In particolare sono le piccole e medie imprese che devono “stringere i tempi”, anche perché mentre la grande industria, per sua stessa natura strutturale, è stata coinvolta dai problemi del Millennium bug già all’inizio del ‘99 ed è corsa velocemente ai ripari (l’Eni ha dichiarato di aver speso 140 miliardi per eliminare il baco dai suoi sistemi, Telecom Italia 300, la FIAT 160, solo per fare qualche esempio), il tessuto delle imprese minori tende ad intervenire ora per sanare i rischi di possibili tilt.
Vi è quindi la necessità per chiunque possieda un computer e lo consideri un collaboratore insostituibile del proprio lavoro, di prendere contatto al più presto con gli abituali fornitori informatici per un’analisi dei rischi.
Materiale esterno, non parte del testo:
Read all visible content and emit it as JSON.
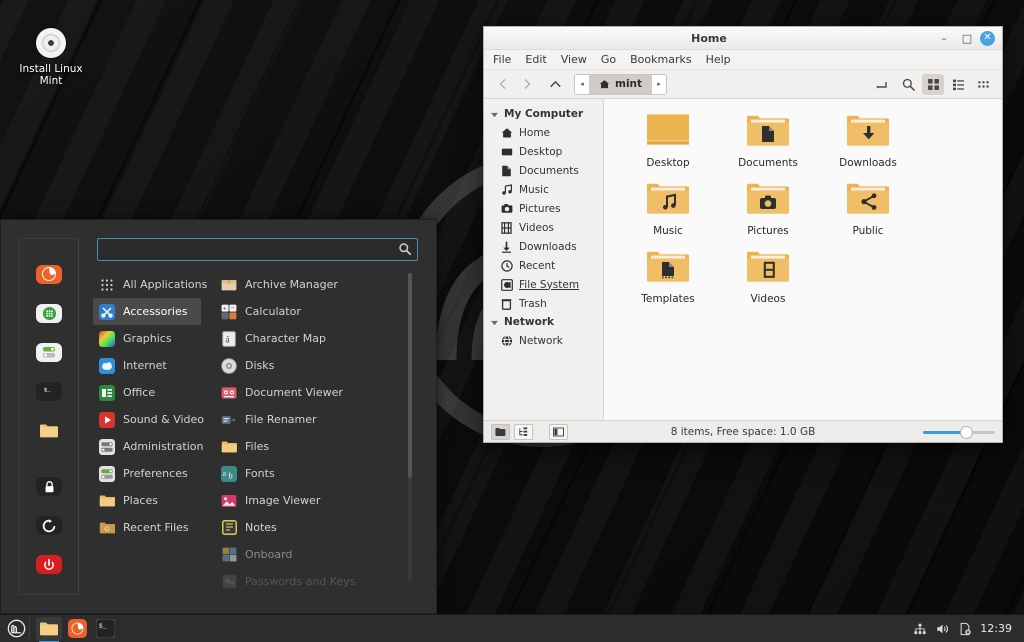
{
  "desktop": {
    "icon": {
      "label": "Install Linux Mint",
      "name": "install-linux-mint-icon"
    }
  },
  "menu": {
    "search": {
      "value": "",
      "placeholder": "",
      "icon": "search-icon"
    },
    "sidebar_icons": [
      {
        "name": "firefox-icon",
        "glyph": "◔",
        "bg": "#ea6227",
        "fg": "#ffffff"
      },
      {
        "name": "software-manager-icon",
        "glyph": "☷",
        "bg": "#f2f2f2",
        "fg": "#3aa143"
      },
      {
        "name": "update-manager-icon",
        "glyph": "☲",
        "bg": "#f2f2f2",
        "fg": "#6aab3d"
      },
      {
        "name": "terminal-icon",
        "glyph": "❯_",
        "bg": "#232323",
        "fg": "#e8e8e8"
      },
      {
        "name": "files-icon",
        "glyph": "▮",
        "bg": "#f0c070",
        "fg": "#f0c070"
      },
      {
        "name": "lock-screen-icon",
        "glyph": "ὑ2",
        "bg": "#232323",
        "fg": "#ffffff"
      },
      {
        "name": "logout-icon",
        "glyph": "↺",
        "bg": "#232323",
        "fg": "#ffffff"
      },
      {
        "name": "quit-icon",
        "glyph": "⏻",
        "bg": "#d81f1f",
        "fg": "#ffffff"
      }
    ],
    "categories": [
      {
        "label": "All Applications",
        "icon": "grid-icon",
        "selected": false,
        "color": "#cfcfcf"
      },
      {
        "label": "Accessories",
        "icon": "accessories-icon",
        "selected": true,
        "color": "#2f7fd0"
      },
      {
        "label": "Graphics",
        "icon": "graphics-icon",
        "selected": false,
        "color": "#8e44ad"
      },
      {
        "label": "Internet",
        "icon": "internet-icon",
        "selected": false,
        "color": "#2f8fd8"
      },
      {
        "label": "Office",
        "icon": "office-icon",
        "selected": false,
        "color": "#2e8b3d"
      },
      {
        "label": "Sound & Video",
        "icon": "sound-video-icon",
        "selected": false,
        "color": "#d8342c"
      },
      {
        "label": "Administration",
        "icon": "administration-icon",
        "selected": false,
        "color": "#d6d6d6"
      },
      {
        "label": "Preferences",
        "icon": "preferences-icon",
        "selected": false,
        "color": "#d6d6d6"
      },
      {
        "label": "Places",
        "icon": "places-folder-icon",
        "selected": false,
        "color": "#f0bc5e"
      },
      {
        "label": "Recent Files",
        "icon": "recent-files-icon",
        "selected": false,
        "color": "#c79a4e"
      }
    ],
    "applications": [
      {
        "label": "Archive Manager",
        "icon": "archive-manager-icon",
        "color": "#e8d2b0",
        "dim": 0
      },
      {
        "label": "Calculator",
        "icon": "calculator-icon",
        "color": "#e07a3a",
        "dim": 0
      },
      {
        "label": "Character Map",
        "icon": "character-map-icon",
        "color": "#e3e3e3",
        "dim": 0
      },
      {
        "label": "Disks",
        "icon": "disks-icon",
        "color": "#d6d6d6",
        "dim": 0
      },
      {
        "label": "Document Viewer",
        "icon": "document-viewer-icon",
        "color": "#e05a6a",
        "dim": 0
      },
      {
        "label": "File Renamer",
        "icon": "file-renamer-icon",
        "color": "#5b6c80",
        "dim": 0
      },
      {
        "label": "Files",
        "icon": "files-folder-icon",
        "color": "#f0bc5e",
        "dim": 0
      },
      {
        "label": "Fonts",
        "icon": "fonts-icon",
        "color": "#3d8b86",
        "dim": 0
      },
      {
        "label": "Image Viewer",
        "icon": "image-viewer-icon",
        "color": "#d33a6a",
        "dim": 0
      },
      {
        "label": "Notes",
        "icon": "notes-icon",
        "color": "#e8e05a",
        "dim": 0
      },
      {
        "label": "Onboard",
        "icon": "onboard-icon",
        "color": "#e8b23a",
        "dim": 1
      },
      {
        "label": "Passwords and Keys",
        "icon": "passwords-and-keys-icon",
        "color": "#8a8a8a",
        "dim": 2
      }
    ]
  },
  "file_manager": {
    "title": "Home",
    "window_buttons": {
      "minimize": "–",
      "maximize": "□",
      "close": "✕"
    },
    "menubar": [
      "File",
      "Edit",
      "View",
      "Go",
      "Bookmarks",
      "Help"
    ],
    "toolbar": {
      "back": "back-icon",
      "forward": "forward-icon",
      "up": "up-icon",
      "path_prev": "◂",
      "path_next": "▸",
      "crumb": "mint",
      "toggle_path_entry": "path-entry-icon",
      "search": "search-icon",
      "view_icons": "icon-view-icon",
      "view_list": "list-view-icon",
      "view_compact": "compact-view-icon"
    },
    "sidebar": [
      {
        "type": "group",
        "label": "My Computer",
        "icon": "chevron-down-icon"
      },
      {
        "type": "item",
        "label": "Home",
        "icon": "home-icon",
        "hover": false
      },
      {
        "type": "item",
        "label": "Desktop",
        "icon": "desktop-icon",
        "hover": false
      },
      {
        "type": "item",
        "label": "Documents",
        "icon": "document-icon",
        "hover": false
      },
      {
        "type": "item",
        "label": "Music",
        "icon": "music-note-icon",
        "hover": false
      },
      {
        "type": "item",
        "label": "Pictures",
        "icon": "camera-icon",
        "hover": false
      },
      {
        "type": "item",
        "label": "Videos",
        "icon": "film-icon",
        "hover": false
      },
      {
        "type": "item",
        "label": "Downloads",
        "icon": "download-arrow-icon",
        "hover": false
      },
      {
        "type": "item",
        "label": "Recent",
        "icon": "clock-icon",
        "hover": false
      },
      {
        "type": "item",
        "label": "File System",
        "icon": "harddisk-icon",
        "hover": true
      },
      {
        "type": "item",
        "label": "Trash",
        "icon": "trash-icon",
        "hover": false
      },
      {
        "type": "group",
        "label": "Network",
        "icon": "chevron-down-icon"
      },
      {
        "type": "item",
        "label": "Network",
        "icon": "globe-icon",
        "hover": false
      }
    ],
    "files": [
      {
        "label": "Desktop",
        "icon": "folder-plain-icon",
        "emblem": ""
      },
      {
        "label": "Documents",
        "icon": "folder-documents-icon",
        "emblem": "document"
      },
      {
        "label": "Downloads",
        "icon": "folder-downloads-icon",
        "emblem": "download"
      },
      {
        "label": "Music",
        "icon": "folder-music-icon",
        "emblem": "music"
      },
      {
        "label": "Pictures",
        "icon": "folder-pictures-icon",
        "emblem": "camera"
      },
      {
        "label": "Public",
        "icon": "folder-public-icon",
        "emblem": "share"
      },
      {
        "label": "Templates",
        "icon": "folder-templates-icon",
        "emblem": "template"
      },
      {
        "label": "Videos",
        "icon": "folder-videos-icon",
        "emblem": "film"
      }
    ],
    "status": {
      "text": "8 items, Free space: 1.0 GB",
      "buttons": [
        "places-toggle-icon",
        "treeview-toggle-icon",
        "split-pane-icon"
      ],
      "zoom_percent": 60
    }
  },
  "taskbar": {
    "menu_button": "mint-menu-icon",
    "launchers": [
      {
        "name": "files-launcher",
        "icon": "folder-icon",
        "active": true
      },
      {
        "name": "firefox-launcher",
        "icon": "firefox-icon",
        "active": false
      },
      {
        "name": "terminal-launcher",
        "icon": "terminal-icon",
        "active": false
      }
    ],
    "tray": [
      {
        "name": "network-icon",
        "glyph": "network"
      },
      {
        "name": "volume-icon",
        "glyph": "volume"
      },
      {
        "name": "update-notifier-icon",
        "glyph": "update"
      }
    ],
    "clock": "12:39"
  },
  "colors": {
    "accent": "#3c9ad9",
    "menu_bg": "#2f2f2f",
    "window_bg": "#f5f5f4",
    "folder": "#f0bc5e",
    "taskbar_bg": "#2c2c2c"
  }
}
Ricordiamo inoltre che, dal punto di vista tecnico, sono stati messi a punto programmi di adeguamento efficaci e risultivi.
Non ci sono dubbi che la dinamicità della piccola e media impresa italiana risulterà determinante anche in riferimento alla soluzione del problema Millennium bug. Adeguarsi per tempo vorrà dire anche scongiurare o attenuare in misura considerevole gli effetti del cosiddetto “effetto domino”, cioè delle difficoltà che potrebbero crearsi nel dialogo con computer o con realtà d’impresa/servizi non ancora “bonificati”.
Ma vi è anche un elemento strettamente di business che sollecita un adeguamento rapido e risolutivo: tutti gli osservatori ed esperti internazionali prevedono infatti che nella catena delle forniture saranno logicamente privilegiati quei soggetti le cui reti informatiche lavorano e si muovono perfettamente “al tempo” del Duemila. Chi saprà farsi trovare pronto all’appuntamento avrà un vantaggio competitivo sui suoi concorrenti e conquisterà spazio di mercato. E questo, senza essere Nostradamus, è molto più che una previsione: è una certezza!

Memorandum bug.

Che cos’è il “baco” del Millennium.
Allo scoccare del 1° gennaio 2000 i computer potrebbero confondere lo “00” finale della data con il doppio zero di 1900.
Perché succede.
Per risparmiare spazio nelle memorie dei computer, i programmatori avevano deciso di indicare per le date solo le due ultime cifre finali dell’anno, trascurando di considerare il cambio del millennio.
Un’altra data a rischio: 29 febbraio 2000.
Per molti computer questa data non esiste. Il Duemila è bisestile, ma diversi programmatori hanno trascurato anche questo fattore, che potrebbe influenzare seriamente la regolarità operativa delle stazioni informatiche.
I settori più critici
• Sanità - Il Millennium bug minaccia l’intera organizzazione informatizzata, dalle centrali del “118” alle macchine salvavita come quelle cuore-polmone.
• Energia - I grandi fornitori si sono già adeguati, i rischi potrebbero venire dalle aziende municipalizzate e da errori nella compilazione delle bollette.
• Linee aeree - Le maggiori compagnie di bandiera stanno esercitando forti pressioni sulle società che gestiscono gli scali aeroportuali affinché siano garantiti ampi margini di sicurezza. In caso contrario sono pronte a cancellare voli e destinazioni all’inizio del Duemila.
• Commercio - I problemi cadono a pioggia sul dialogo fra computer e macchine, in particolare sulla regolazione dei frigoriferi, i sistemi di allarme, i registratori di cassa.
• Turismo - Potrà subire conseguenze negative il sistema delle prenotazioni, proprio nel momento in cui moltissimi turisti vorranno festeggiare il capodanno del Duemila lontani da casa.